A fatal Snake bite attributed to a 'Cobra' in India (the term Cobra is used to describe a variety of Snakes in Asia, Africa, and the Americas, not all of which are closely related) will almost certainly have been the work of an Indian Cobra, Naja naja, an Elapid Snake which is one of four species of Snakes that are responsible for almost all Human fatalities in South Asia, along with the Common Krait, Bungarus caeruleus, the Russell's Viper, Daboia russelii, and the Indian Saw-scaled Viper, Echis carinatus. About 30% of Indian Cobra bites are fatal, falling to about 9% with prompt medical treatment. The species does not intentionally target Humans, which it is far too small to consume, reaching a maximum size of about 1.5 m (larger specimens have been recorded from Sri Lanka). However the species does regularly enter Human dwellings in pursuit of small Rodents (it's main prey), and will sometimes attempt to nest in Human bedcloths, which can have fatal consequences if Snakes are disturbed and lash out.

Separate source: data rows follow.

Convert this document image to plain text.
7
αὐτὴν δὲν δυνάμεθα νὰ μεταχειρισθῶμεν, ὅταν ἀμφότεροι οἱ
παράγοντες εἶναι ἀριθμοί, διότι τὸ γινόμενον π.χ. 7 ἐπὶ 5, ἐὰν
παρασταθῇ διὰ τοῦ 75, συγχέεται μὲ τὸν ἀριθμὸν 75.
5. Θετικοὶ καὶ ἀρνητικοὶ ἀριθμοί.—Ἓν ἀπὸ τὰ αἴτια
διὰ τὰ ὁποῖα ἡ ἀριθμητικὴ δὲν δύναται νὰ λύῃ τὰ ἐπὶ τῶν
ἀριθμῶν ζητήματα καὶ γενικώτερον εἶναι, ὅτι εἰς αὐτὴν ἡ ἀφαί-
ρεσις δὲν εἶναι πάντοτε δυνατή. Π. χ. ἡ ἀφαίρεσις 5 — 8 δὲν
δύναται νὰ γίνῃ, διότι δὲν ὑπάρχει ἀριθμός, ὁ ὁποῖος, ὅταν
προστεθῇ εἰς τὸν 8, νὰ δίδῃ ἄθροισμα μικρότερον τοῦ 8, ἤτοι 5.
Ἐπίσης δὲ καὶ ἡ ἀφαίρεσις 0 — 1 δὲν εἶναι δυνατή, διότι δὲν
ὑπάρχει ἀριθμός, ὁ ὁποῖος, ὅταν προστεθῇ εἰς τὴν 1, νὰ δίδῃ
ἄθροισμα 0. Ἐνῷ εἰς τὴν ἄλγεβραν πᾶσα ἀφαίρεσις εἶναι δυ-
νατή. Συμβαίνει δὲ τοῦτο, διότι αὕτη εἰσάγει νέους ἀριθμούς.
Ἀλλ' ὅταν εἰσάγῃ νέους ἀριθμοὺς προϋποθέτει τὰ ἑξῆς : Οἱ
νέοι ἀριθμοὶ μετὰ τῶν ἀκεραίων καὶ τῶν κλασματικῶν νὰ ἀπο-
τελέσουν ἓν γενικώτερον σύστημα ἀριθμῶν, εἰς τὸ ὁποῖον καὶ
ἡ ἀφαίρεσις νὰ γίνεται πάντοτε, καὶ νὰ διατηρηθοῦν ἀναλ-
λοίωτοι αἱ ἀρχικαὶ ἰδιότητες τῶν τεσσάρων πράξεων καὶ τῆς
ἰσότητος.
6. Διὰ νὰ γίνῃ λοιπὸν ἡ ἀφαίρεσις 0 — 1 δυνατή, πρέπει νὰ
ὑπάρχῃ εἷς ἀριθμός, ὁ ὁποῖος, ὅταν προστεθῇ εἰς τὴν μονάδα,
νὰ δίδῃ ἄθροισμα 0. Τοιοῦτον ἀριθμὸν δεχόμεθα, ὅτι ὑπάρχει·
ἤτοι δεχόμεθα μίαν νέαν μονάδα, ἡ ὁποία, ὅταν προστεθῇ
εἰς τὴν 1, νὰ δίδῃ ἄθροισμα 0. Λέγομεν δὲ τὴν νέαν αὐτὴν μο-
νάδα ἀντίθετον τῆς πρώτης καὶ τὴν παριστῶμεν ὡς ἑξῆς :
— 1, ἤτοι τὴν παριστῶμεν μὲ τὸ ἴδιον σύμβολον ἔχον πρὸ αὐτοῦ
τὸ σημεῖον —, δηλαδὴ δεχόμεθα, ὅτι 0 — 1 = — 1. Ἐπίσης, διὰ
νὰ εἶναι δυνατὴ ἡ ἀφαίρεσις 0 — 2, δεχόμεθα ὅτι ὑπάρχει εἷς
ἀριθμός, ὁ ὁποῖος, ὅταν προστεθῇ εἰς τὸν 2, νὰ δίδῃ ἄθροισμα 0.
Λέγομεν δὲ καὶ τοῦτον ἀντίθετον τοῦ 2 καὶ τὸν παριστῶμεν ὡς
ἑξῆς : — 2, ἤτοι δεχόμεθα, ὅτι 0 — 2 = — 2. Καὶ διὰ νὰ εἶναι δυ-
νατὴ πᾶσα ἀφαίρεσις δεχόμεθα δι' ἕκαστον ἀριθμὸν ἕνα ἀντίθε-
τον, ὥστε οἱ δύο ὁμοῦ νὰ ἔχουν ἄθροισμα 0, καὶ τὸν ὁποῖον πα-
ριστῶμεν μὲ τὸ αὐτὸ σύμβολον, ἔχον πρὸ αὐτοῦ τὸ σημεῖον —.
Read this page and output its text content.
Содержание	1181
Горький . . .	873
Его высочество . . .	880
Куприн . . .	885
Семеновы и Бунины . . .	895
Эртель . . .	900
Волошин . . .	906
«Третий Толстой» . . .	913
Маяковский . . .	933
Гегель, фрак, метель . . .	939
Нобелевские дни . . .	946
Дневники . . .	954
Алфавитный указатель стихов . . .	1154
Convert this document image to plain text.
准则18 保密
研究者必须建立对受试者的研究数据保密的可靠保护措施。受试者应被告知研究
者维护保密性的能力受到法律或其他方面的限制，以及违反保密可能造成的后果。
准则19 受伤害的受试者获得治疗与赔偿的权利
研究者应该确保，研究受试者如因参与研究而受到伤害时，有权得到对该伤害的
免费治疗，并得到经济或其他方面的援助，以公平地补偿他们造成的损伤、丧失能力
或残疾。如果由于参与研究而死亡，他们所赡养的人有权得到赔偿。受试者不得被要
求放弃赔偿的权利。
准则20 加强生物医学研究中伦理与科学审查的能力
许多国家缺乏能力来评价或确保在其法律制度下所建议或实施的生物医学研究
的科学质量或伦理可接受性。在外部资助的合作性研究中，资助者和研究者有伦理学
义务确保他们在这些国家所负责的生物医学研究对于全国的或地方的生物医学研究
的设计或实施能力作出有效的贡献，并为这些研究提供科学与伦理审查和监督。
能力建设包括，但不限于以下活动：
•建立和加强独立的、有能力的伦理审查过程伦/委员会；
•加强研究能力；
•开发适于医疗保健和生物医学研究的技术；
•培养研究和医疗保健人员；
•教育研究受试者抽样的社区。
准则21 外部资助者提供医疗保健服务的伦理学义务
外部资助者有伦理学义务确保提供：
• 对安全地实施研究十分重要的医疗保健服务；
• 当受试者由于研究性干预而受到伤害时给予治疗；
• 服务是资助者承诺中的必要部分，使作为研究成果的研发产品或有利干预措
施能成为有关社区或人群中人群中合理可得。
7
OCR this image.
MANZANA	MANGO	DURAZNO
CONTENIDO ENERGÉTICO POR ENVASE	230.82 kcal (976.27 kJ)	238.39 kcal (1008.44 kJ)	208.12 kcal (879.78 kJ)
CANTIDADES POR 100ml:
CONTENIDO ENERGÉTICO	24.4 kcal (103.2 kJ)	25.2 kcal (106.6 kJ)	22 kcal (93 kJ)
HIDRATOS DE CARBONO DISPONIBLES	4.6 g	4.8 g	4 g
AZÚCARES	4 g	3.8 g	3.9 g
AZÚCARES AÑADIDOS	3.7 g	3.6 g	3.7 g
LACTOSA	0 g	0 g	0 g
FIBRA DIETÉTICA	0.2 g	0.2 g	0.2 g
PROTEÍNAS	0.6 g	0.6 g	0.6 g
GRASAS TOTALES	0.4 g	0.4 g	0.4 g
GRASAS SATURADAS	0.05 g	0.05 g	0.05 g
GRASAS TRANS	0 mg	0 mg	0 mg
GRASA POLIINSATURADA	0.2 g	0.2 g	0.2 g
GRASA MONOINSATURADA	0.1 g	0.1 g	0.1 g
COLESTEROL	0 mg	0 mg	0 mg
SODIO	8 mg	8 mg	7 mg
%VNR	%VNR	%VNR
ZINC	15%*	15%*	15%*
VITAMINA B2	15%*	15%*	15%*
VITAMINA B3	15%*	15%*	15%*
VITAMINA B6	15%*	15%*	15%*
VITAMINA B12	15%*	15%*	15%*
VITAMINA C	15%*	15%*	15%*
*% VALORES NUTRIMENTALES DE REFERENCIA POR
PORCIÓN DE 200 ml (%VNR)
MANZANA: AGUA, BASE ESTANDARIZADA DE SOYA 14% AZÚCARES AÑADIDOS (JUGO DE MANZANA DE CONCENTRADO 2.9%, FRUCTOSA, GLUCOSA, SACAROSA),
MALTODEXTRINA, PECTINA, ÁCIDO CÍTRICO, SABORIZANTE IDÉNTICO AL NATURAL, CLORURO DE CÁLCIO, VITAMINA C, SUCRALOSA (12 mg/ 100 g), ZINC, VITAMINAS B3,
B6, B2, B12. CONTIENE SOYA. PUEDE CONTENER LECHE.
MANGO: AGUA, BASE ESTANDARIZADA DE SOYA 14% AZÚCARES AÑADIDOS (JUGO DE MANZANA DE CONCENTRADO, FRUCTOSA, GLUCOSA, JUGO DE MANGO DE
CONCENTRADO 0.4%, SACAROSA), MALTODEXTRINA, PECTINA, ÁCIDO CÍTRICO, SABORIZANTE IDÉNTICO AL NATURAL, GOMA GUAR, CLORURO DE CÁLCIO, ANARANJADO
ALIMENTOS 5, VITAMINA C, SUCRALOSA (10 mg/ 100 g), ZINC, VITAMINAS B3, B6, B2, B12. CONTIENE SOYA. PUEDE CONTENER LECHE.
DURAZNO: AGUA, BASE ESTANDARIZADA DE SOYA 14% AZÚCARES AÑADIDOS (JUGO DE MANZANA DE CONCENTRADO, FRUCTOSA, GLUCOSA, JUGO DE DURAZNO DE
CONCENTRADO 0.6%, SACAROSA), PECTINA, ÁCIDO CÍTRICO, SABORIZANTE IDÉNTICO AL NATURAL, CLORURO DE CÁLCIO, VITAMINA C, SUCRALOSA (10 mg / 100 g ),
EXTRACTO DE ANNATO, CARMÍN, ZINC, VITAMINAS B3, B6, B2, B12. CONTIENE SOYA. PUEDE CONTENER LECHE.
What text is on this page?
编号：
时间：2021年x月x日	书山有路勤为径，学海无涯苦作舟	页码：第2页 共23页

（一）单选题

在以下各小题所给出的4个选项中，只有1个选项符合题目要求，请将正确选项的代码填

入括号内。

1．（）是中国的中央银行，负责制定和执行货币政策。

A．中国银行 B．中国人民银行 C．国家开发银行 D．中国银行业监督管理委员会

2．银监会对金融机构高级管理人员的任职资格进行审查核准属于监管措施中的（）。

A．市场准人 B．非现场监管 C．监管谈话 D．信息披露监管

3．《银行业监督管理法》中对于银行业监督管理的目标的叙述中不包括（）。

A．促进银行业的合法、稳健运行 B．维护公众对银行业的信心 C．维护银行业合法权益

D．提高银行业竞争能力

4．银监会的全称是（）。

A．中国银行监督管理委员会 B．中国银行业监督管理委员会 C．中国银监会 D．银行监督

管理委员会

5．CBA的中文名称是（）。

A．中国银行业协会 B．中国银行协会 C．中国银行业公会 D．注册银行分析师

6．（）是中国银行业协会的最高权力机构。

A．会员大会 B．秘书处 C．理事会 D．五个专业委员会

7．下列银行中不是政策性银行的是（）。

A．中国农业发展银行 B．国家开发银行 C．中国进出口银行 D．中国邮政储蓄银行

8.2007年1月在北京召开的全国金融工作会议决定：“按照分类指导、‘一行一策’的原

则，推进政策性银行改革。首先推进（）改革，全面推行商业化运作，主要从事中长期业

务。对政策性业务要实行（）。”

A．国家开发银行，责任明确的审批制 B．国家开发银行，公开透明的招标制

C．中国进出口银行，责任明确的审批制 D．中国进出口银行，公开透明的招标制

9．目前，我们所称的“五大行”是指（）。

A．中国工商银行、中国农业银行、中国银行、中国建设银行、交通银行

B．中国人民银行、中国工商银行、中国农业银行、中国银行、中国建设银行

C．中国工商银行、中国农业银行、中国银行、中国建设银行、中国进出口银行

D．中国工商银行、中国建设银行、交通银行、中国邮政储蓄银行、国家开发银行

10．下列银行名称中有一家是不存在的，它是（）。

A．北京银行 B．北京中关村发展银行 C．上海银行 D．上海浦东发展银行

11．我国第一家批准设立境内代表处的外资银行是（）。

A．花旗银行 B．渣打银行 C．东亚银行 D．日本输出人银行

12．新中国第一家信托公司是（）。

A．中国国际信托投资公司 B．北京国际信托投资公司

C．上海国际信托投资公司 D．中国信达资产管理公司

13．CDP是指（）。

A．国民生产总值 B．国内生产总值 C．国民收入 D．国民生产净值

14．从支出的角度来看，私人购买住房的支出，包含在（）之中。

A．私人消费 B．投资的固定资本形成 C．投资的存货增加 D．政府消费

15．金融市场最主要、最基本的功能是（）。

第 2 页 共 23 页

An Indian Cobra, Naja naja. Snake Facts.
Although not considered to be endangered, Indian Cobras are protected by law in India. This is due to their former use in street entertainment by Snake charmers, and in staged Mongoose fights, both of which are now illegal as they are considered to be cruel. The species is also listed under the Convention on the International Trade in Endangered Species (CITES), although this is due to the resemblance of its skin to that of more endangered species.
The King Cobra, Ophiophagus hannah, is also present in Tamil Nadu, and is certainly capable of delivering a fatal bite. However King Cobras are essentially a woodland species, and tend to avoid Humans and Human structures. Even when provoked King Cobras tend to try to escape before biting, and will typically give an impressive display to try to frighten away aggressors before actually attacking. As such almost all people bitten by King Cobras are professional Snake handlers, although the fatality rate among those bitten can be as high as 50%, requiring that the species be treated with considerable respect.
A King Cobra, Ophiophagus hannah. World Atlas.
King Cobras are considered to be Vulnerable under the terms of the International Union for the Conservation of Nature’s Red List of Threatened Species, due to habitat loss and hunting for their skins (King Cobras can reach almost six metres in length, massive for a venomous Snake, and therefore produce a large and desirable skin). They are strongly protected in India, and killing one can result in a six year prison sentence.